When the troop-ship was out in the Clyde and among a vast convoy, news was received of the Allied landings in North Africa. Everyone knew then whither they were bound, and that it was likely that the 2nd Battalion would be in battle first, although the 1st Battalion had already gone overseas.
The senior officers were given an outline of the progress of the landings, and maps of Algeria and of Tunisia were studied. Eleven days after embarking the lights of Tangiers were seen in the moonlight. Coming from a blacked-out Britain the lights seemed strange and almost unreal to the troops. The short voyage was without incident, and on November 22 Algiers came into view.
The tall, white buildings stood out sharply in the great bowl of the Algerian capital, rising steeply one thousand feet above the sea. As the convoy entered the harbour an air-raid warning was sounded. A smoke screen was swiftly laid by ships of the Royal Navy, and anti-aircraft guns went into action. Fortunately no bombs were dropped and the raiders flew away.
With the bagpipes leading, the 2nd Battalion went ashore in full marching order.
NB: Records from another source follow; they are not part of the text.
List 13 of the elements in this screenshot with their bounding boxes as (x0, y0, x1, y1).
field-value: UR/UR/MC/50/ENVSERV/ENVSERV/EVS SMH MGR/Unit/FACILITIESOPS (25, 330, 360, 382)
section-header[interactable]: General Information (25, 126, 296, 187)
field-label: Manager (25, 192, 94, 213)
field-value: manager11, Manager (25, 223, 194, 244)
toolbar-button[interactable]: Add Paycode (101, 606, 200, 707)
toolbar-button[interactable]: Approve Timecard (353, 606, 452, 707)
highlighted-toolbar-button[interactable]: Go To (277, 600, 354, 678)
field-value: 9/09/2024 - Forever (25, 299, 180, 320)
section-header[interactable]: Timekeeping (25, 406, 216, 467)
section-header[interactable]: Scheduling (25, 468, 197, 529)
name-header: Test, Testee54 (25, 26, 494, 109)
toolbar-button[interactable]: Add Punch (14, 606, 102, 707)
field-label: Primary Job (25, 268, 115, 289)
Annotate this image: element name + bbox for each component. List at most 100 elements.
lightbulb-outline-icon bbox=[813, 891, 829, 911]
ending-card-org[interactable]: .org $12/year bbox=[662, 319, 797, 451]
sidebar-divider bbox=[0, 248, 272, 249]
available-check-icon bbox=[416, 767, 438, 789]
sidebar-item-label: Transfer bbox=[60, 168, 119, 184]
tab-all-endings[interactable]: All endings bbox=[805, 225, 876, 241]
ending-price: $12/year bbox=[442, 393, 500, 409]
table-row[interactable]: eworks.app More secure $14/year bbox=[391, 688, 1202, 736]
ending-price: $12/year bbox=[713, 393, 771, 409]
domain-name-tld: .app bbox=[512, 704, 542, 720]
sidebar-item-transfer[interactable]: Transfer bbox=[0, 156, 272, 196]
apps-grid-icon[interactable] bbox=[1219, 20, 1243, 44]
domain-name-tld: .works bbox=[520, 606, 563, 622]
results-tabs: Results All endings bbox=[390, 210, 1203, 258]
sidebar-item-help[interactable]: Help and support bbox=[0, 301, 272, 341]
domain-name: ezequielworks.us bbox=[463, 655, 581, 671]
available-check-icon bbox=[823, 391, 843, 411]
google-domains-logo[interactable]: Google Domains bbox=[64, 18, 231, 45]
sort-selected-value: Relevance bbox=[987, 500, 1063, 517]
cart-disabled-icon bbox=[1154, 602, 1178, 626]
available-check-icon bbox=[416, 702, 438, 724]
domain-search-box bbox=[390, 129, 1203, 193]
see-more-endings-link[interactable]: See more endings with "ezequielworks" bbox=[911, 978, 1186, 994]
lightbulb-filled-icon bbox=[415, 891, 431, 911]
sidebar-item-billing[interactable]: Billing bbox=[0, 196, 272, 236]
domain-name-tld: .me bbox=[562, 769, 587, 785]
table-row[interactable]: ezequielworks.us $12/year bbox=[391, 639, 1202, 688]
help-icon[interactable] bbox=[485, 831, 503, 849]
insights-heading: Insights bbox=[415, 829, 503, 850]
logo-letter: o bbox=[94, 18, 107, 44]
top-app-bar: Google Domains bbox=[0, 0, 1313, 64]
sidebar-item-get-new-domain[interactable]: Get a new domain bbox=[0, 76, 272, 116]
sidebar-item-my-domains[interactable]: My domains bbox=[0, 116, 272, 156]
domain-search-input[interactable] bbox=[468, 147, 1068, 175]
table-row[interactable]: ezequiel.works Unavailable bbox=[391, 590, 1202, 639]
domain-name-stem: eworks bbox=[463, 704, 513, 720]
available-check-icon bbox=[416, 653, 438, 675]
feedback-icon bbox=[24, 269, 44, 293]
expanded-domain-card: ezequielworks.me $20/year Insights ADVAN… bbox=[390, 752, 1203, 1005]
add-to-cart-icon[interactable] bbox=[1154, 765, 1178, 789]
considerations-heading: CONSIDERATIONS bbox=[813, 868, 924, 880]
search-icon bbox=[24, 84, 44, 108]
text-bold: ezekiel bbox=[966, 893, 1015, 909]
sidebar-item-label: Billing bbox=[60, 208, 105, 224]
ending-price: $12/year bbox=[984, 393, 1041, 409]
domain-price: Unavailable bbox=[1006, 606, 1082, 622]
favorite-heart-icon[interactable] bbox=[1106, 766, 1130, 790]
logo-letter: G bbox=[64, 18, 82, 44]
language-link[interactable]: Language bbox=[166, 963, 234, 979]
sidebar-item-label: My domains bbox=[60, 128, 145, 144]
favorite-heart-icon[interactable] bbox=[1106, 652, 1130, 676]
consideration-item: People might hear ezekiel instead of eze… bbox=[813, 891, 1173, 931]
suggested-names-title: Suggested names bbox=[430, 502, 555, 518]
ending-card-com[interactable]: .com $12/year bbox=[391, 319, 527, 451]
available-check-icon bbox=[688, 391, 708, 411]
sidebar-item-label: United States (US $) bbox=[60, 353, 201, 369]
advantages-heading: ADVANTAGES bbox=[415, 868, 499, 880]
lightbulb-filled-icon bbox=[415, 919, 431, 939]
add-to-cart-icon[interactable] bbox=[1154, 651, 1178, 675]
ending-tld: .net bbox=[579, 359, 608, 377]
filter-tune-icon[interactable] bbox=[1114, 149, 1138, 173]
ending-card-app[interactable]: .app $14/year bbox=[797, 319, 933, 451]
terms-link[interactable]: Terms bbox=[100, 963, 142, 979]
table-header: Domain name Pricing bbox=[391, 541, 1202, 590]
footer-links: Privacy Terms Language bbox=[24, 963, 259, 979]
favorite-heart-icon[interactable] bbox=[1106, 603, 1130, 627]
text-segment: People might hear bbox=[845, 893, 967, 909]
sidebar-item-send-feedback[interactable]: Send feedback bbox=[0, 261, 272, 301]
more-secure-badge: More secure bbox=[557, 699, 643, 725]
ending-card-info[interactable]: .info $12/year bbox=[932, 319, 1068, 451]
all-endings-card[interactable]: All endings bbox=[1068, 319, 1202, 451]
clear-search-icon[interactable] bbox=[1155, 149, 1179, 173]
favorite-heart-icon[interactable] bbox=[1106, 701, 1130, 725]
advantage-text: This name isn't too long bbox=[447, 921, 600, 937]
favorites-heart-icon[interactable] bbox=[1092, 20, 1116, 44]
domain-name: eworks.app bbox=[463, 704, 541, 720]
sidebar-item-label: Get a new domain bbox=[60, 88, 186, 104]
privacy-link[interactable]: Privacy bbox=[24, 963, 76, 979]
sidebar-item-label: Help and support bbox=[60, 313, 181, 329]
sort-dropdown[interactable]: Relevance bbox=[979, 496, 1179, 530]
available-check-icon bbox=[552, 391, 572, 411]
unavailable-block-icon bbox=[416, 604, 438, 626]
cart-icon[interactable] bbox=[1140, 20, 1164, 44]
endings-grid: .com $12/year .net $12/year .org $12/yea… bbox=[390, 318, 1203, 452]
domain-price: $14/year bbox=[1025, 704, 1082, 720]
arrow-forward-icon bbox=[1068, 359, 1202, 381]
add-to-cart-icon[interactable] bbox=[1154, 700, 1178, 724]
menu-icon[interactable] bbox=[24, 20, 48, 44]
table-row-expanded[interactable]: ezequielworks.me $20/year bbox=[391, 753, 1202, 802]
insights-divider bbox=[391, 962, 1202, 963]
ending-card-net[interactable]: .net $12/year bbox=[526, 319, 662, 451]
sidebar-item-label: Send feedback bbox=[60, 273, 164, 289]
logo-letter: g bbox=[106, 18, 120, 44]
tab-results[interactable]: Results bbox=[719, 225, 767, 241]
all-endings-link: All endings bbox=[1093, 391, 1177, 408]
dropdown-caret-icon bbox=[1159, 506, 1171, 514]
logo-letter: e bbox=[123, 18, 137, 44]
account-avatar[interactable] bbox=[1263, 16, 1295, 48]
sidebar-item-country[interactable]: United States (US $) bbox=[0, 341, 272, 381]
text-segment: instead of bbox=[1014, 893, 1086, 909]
The staging area was fifteen miles from Algiers, near Maison Carree, and the march through the streets of Algiers, up the steep, tortuous hills to Kouba, was one of the most tiring the battalion had up to then endured.
Algiers was raided that night by German and Italian bombers and the defensive fire was an awe-inspiring sight. From every degree of the compass a riot of tracers sped towards the raiders.
A very dry summer had passed, and the arrival of the London Irish in North Africa coincided with the start of the rainy season. Two days after landing a downpour began which lasted three days. The bivouac area in a vineyard rapidly became waterlogged, and no one could keep dry. Better quarters were found in a factory, and being out of the rain no one complained of the large brown rats which scampered about all night.
The journey towards the front was made in cattle-trucks, and for two days the battalion clattered through the snow-capped mountains of North Africa to Bougie. In that tiny but attractive port the battalion received all its transport, which had been sent separately from the United Kingdom. Trucks, carriers, staff cars, all had come through unscathed.
The next move was by road to Teboursouk. The battalion crossed the mountain range to Setif, three thousand five hundred feet up in the Atlas Range, and as it grew dark they reached Constantine, the great Byzantine city. The journey was resumed to Souk Aras and finally to Teboursouk, near the ancient ruins of Dougga, which once had a prosperous population of eighty thousand.